In my view, if a person is working FT oncall, their option should be to pick up cases to support the case managers when they are available and need to fill hours.

Thank you for replying - I am going to case manage 7 patients and as far a I know there is no call requirement. I am just not sure how much time case managing 7 patients will take. I'm assuming a few days/wk.

Specializes in PICU, NICU, L&D, Public Health, Hospice.
Thank you for replying - I am going to case manage 7 patients and as far a I know there is no call requirement. I am just not sure how much time case managing 7 patients will take. I'm assuming a few days/wk.

What are you referring to by posting FT call in your original post? In my experience, that is being on call from 5p to 8a everyday with some weekend coverage built in. Is that not the case with a FT call position for this agency?

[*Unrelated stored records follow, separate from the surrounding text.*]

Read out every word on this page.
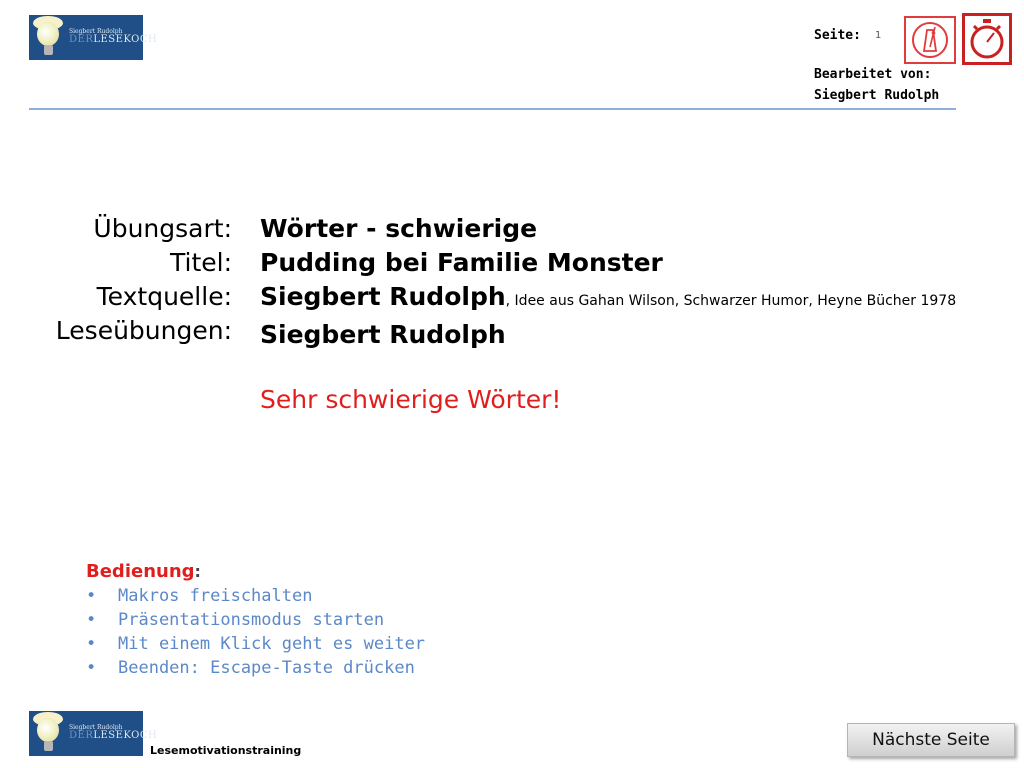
Siegbert Rudolph
DERLESEKOCH	Seite: 1
Bearbeitet von:
Siegbert Rudolph
Übungsart:
Titel:
Textquelle:
Leseübungen:
Wörter - schwierige
Pudding bei Familie Monster
Siegbert Rudolph, Idee aus Gahan Wilson, Schwarzer Humor, Heyne Bücher 1978
Siegbert Rudolph
Sehr schwierige Wörter!
Bedienung:
• Makros freischalten
• Präsentationsmodus starten
• Mit einem Klick geht es weiter
• Beenden: Escape-Taste drücken
Siegbert Rudolph
DERLESEKOCH
Lesemotivationstraining
Nächste Seite
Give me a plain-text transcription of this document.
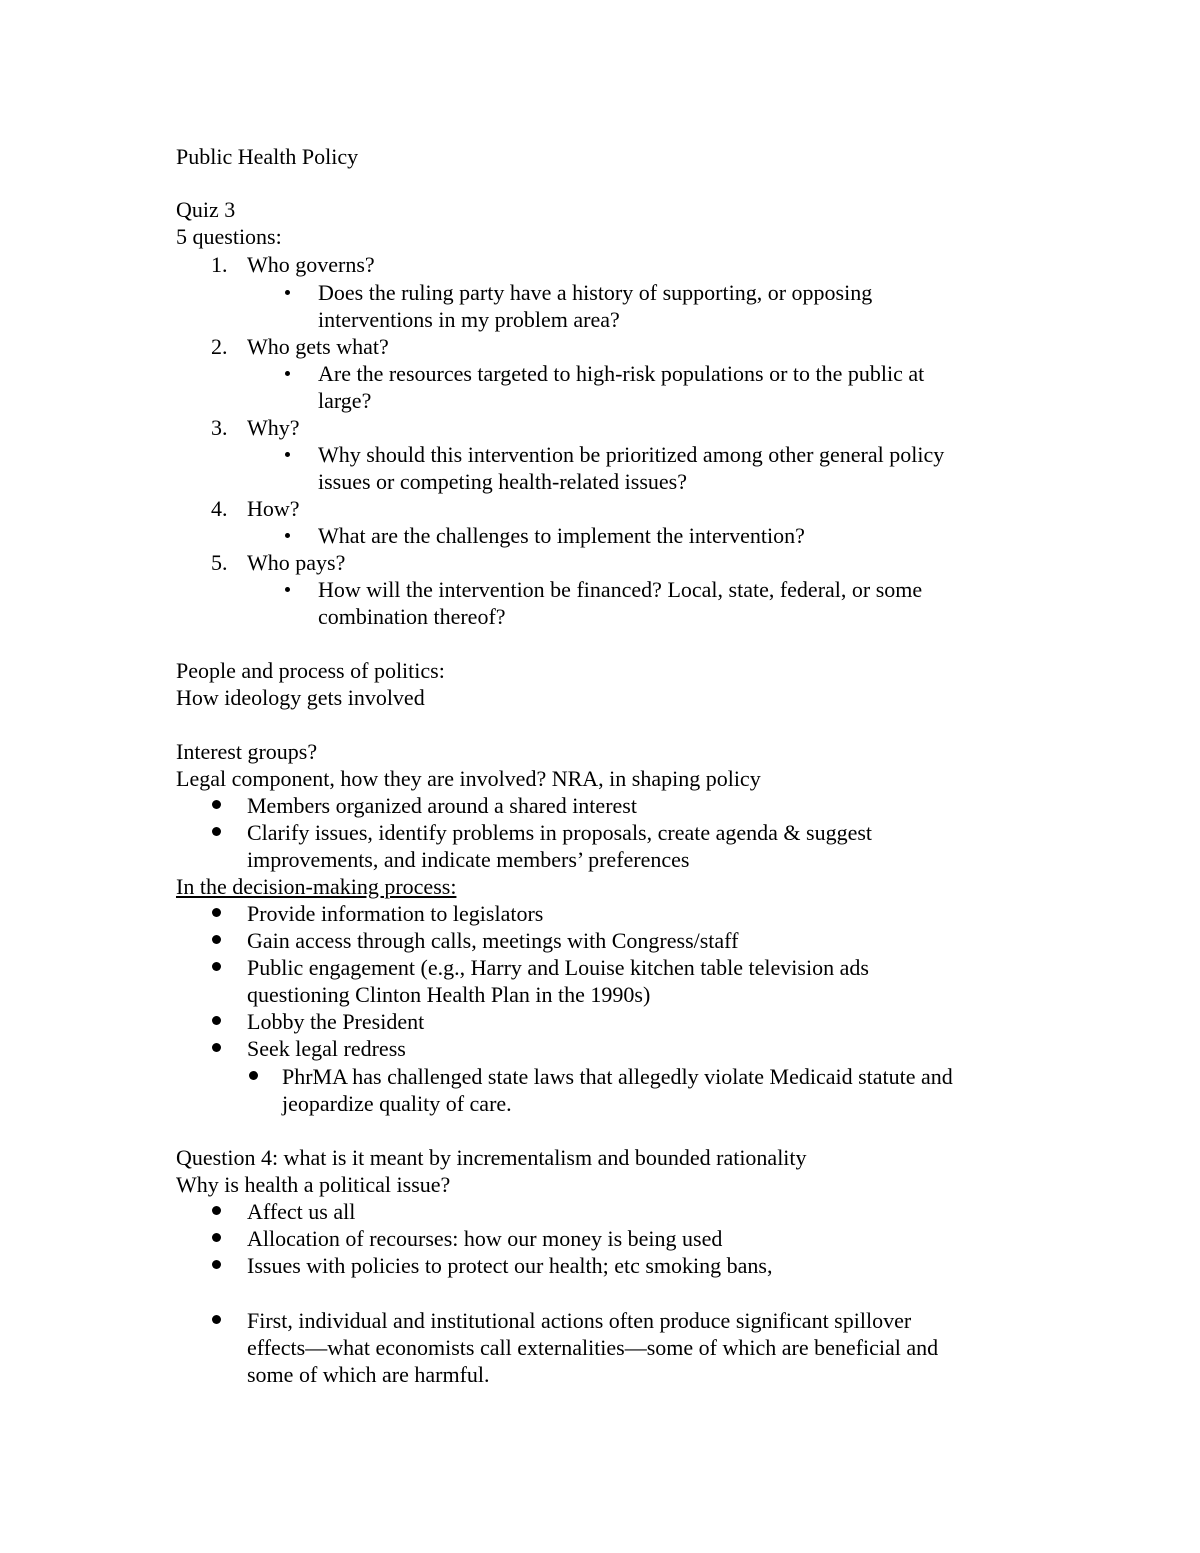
Public Health Policy
Quiz 3
5 questions:
1. Who governs?
Does the ruling party have a history of supporting, or opposing
interventions in my problem area?
2. Who gets what?
Are the resources targeted to high-risk populations or to the public at
large?
3. Why?
Why should this intervention be prioritized among other general policy
issues or competing health-related issues?
4. How?
What are the challenges to implement the intervention?
5. Who pays?
How will the intervention be financed? Local, state, federal, or some
combination thereof?
People and process of politics:
How ideology gets involved
Interest groups?
Legal component, how they are involved? NRA, in shaping policy
Members organized around a shared interest
Clarify issues, identify problems in proposals, create agenda & suggest
improvements, and indicate members’ preferences
In the decision-making process:
Provide information to legislators
Gain access through calls, meetings with Congress/staff
Public engagement (e.g., Harry and Louise kitchen table television ads
questioning Clinton Health Plan in the 1990s)
Lobby the President
Seek legal redress
PhrMA has challenged state laws that allegedly violate Medicaid statute and
jeopardize quality of care.
Question 4: what is it meant by incrementalism and bounded rationality
Why is health a political issue?
Affect us all
Allocation of recourses: how our money is being used
Issues with policies to protect our health; etc smoking bans,
First, individual and institutional actions often produce significant spillover
effects—what economists call externalities—some of which are beneficial and
some of which are harmful.
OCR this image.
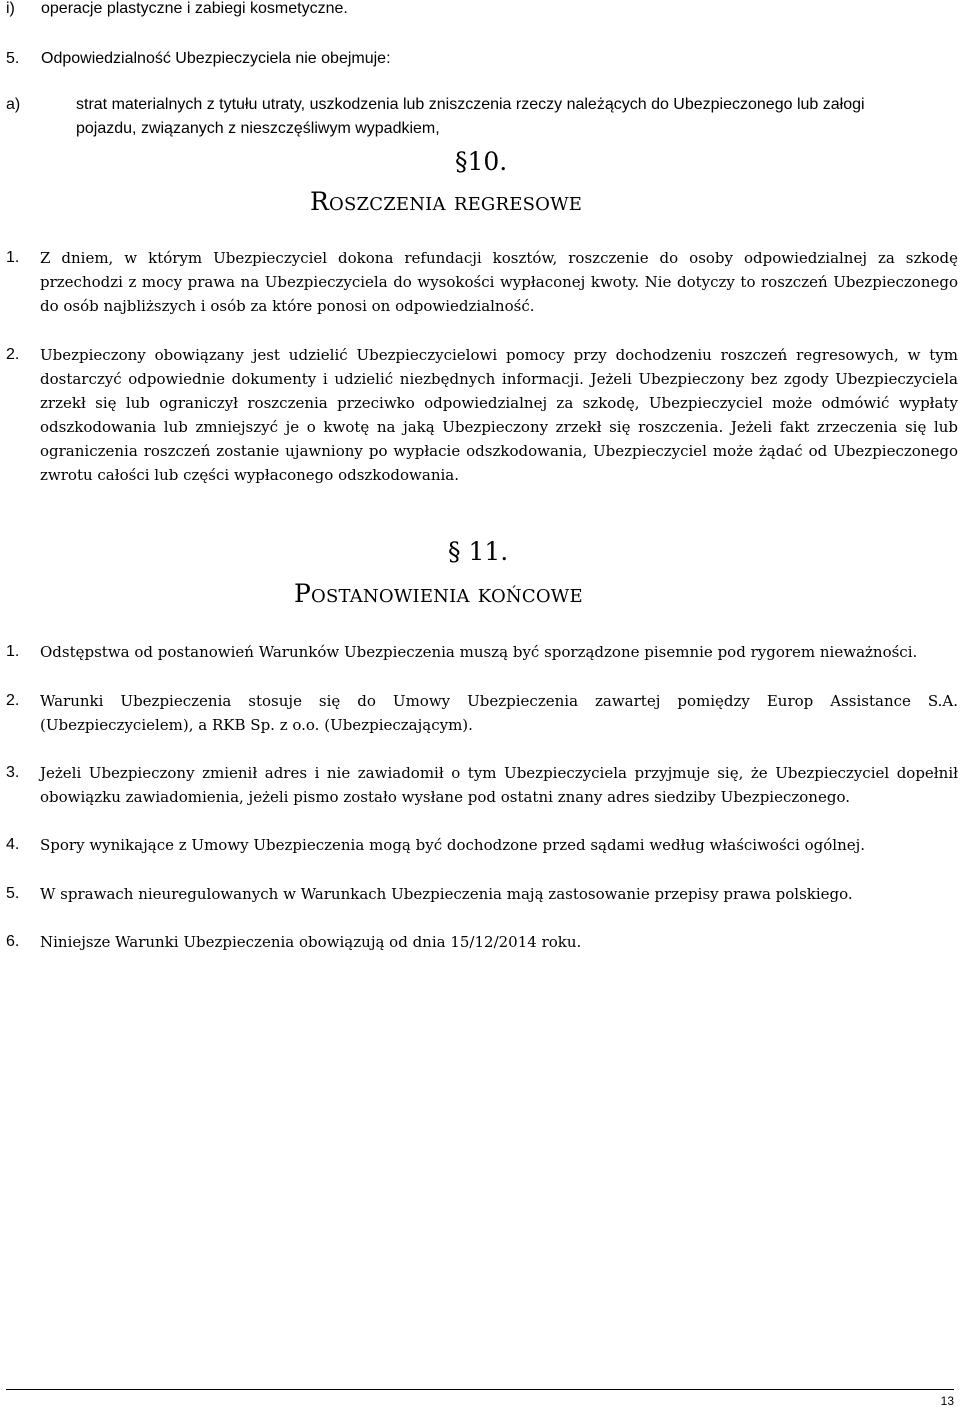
i) operacje plastyczne i zabiegi kosmetyczne.
5. Odpowiedzialność Ubezpieczyciela nie obejmuje:
a)	strat materialnych z tytułu utraty, uszkodzenia lub zniszczenia rzeczy należących do Ubezpieczonego lub załogi
pojazdu, związanych z nieszczęśliwym wypadkiem,
§10.
Roszczenia regresowe
1. Z dniem, w którym Ubezpieczyciel dokona refundacji kosztów, roszczenie do osoby odpowiedzialnej za szkodę przechodzi z mocy prawa na Ubezpieczyciela do wysokości wypłaconej kwoty. Nie dotyczy to roszczeń Ubezpieczonego do osób najbliższych i osób za które ponosi on odpowiedzialność.
2. Ubezpieczony obowiązany jest udzielić Ubezpieczycielowi pomocy przy dochodzeniu roszczeń regresowych, w tym dostarczyć odpowiednie dokumenty i udzielić niezbędnych informacji. Jeżeli Ubezpieczony bez zgody Ubezpieczyciela zrzekł się lub ograniczył roszczenia przeciwko odpowiedzialnej za szkodę, Ubezpieczyciel może odmówić wypłaty odszkodowania lub zmniejszyć je o kwotę na jaką Ubezpieczony zrzekł się roszczenia. Jeżeli fakt zrzeczenia się lub ograniczenia roszczeń zostanie ujawniony po wypłacie odszkodowania, Ubezpieczyciel może żądać od Ubezpieczonego zwrotu całości lub części wypłaconego odszkodowania.
§ 11.
Postanowienia końcowe
1. Odstępstwa od postanowień Warunków Ubezpieczenia muszą być sporządzone pisemnie pod rygorem nieważności.
2. Warunki Ubezpieczenia stosuje się do Umowy Ubezpieczenia zawartej pomiędzy Europ Assistance S.A. (Ubezpieczycielem), a RKB Sp. z o.o. (Ubezpieczającym).
3. Jeżeli Ubezpieczony zmienił adres i nie zawiadomił o tym Ubezpieczyciela przyjmuje się, że Ubezpieczyciel dopełnił obowiązku zawiadomienia, jeżeli pismo zostało wysłane pod ostatni znany adres siedziby Ubezpieczonego.
4. Spory wynikające z Umowy Ubezpieczenia mogą być dochodzone przed sądami według właściwości ogólnej.
5. W sprawach nieuregulowanych w Warunkach Ubezpieczenia mają zastosowanie przepisy prawa polskiego.
6. Niniejsze Warunki Ubezpieczenia obowiązują od dnia 15/12/2014 roku.
13
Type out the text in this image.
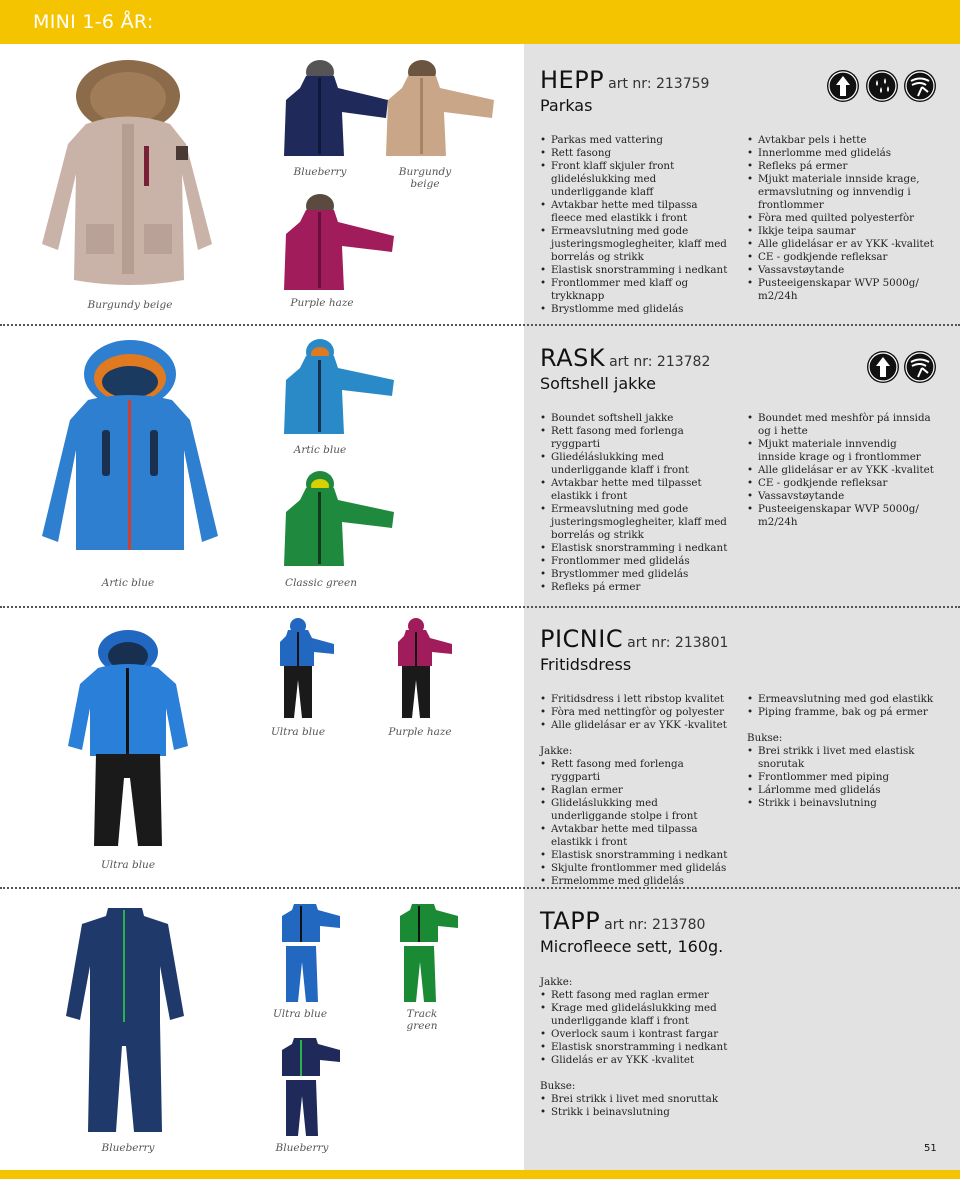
MINI 1-6 ÅR:
Burgundy beige
Blueberry	Burgundy beige
Purple haze
HEPP art nr: 213759
Parkas
• Parkas med vattering
• Rett fasong
• Front klaff skjuler front glideléslukking med underliggande klaff
• Avtakbar hette med tilpassa fleece med elastikk i front
• Ermeavslutning med gode justeringsmoglegheiter, klaff med borrelás og strikk
• Elastisk snorstramming i nedkant
• Frontlommer med klaff og trykknapp
• Brystlomme med glidelás
• Avtakbar pels i hette
• Innerlomme med glidelás
• Refleks pá ermer
• Mjukt materiale innside krage, ermavslutning og innvendig i frontlommer
• Fòra med quilted polyesterfòr
• Ikkje teipa saumar
• Alle glidelásar er av YKK -kvalitet
• CE - godkjende refleksar
• Vassavstøytande
• Pusteeigenskapar WVP 5000g/ m2/24h
Artic blue
Artic blue
Classic green
RASK art nr: 213782
Softshell jakke
• Boundet softshell jakke
• Rett fasong med forlenga ryggparti
• Gliedéláslukking med underliggande klaff i front
• Avtakbar hette med tilpasset elastikk i front
• Ermeavslutning med gode justeringsmoglegheiter, klaff med borrelás og strikk
• Elastisk snorstramming i nedkant
• Frontlommer med glidelás
• Brystlommer med glidelás
• Refleks pá ermer
• Boundet med meshfòr pá innsida og i hette
• Mjukt materiale innvendig innside krage og i frontlommer
• Alle glidelásar er av YKK -kvalitet
• CE - godkjende refleksar
• Vassavstøytande
• Pusteeigenskapar WVP 5000g/ m2/24h
Ultra blue
Ultra blue	Purple haze
PICNIC art nr: 213801
Fritidsdress
• Fritidsdress i lett ribstop kvalitet
• Fòra med nettingfòr og polyester
• Alle glidelásar er av YKK -kvalitet
Jakke:
• Rett fasong med forlenga ryggparti
• Raglan ermer
• Glideláslukking med underliggande stolpe i front
• Avtakbar hette med tilpassa elastikk i front
• Elastisk snorstramming i nedkant
• Skjulte frontlommer med glidelás
• Ermelomme med glidelás
• Ermeavslutning med god elastikk
• Piping framme, bak og pá ermer
Bukse:
• Brei strikk i livet med elastisk snorutak
• Frontlommer med piping
• Lárlomme med glidelás
• Strikk i beinavslutning
Blueberry
Ultra blue	Track green
Blueberry
TAPP art nr: 213780
Microfleece sett, 160g.
Jakke:
• Rett fasong med raglan ermer
• Krage med glideláslukking med underliggande klaff i front
• Overlock saum i kontrast fargar
• Elastisk snorstramming i nedkant
• Glidelás er av YKK -kvalitet
Bukse:
• Brei strikk i livet med snoruttak
• Strikk i beinavslutning
51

FT call was going to be 5p-8a and every other weekend..they wanted this PLUS case managing 6-7 pts. and make it a salaried position. I told them no - that was too much - at least for me. So they asked me if I would case manage the 6-7 pts because other RN wanted to take only call - so the agreement was she will do all the call, there are FT RN's that are case managing 15-18 then I would case manage part time the 6-7.

Specializes in PICU, NICU, L&D, Public Health, Hospice.

That is doable, IMHO

The number of pt's one can case manage depends on the patient acuity. If I have some really sick patients who take a long time, I could not case manage 7 patients. Will that hospice take that into account? How about drive time? There are so many variables out there - a number isn't a good way to look at things. I work 3.2 days per week - this includes IDT - and generally I case manage 4-6 patients. But, I often have the patients that live far away and/or have very high acuity.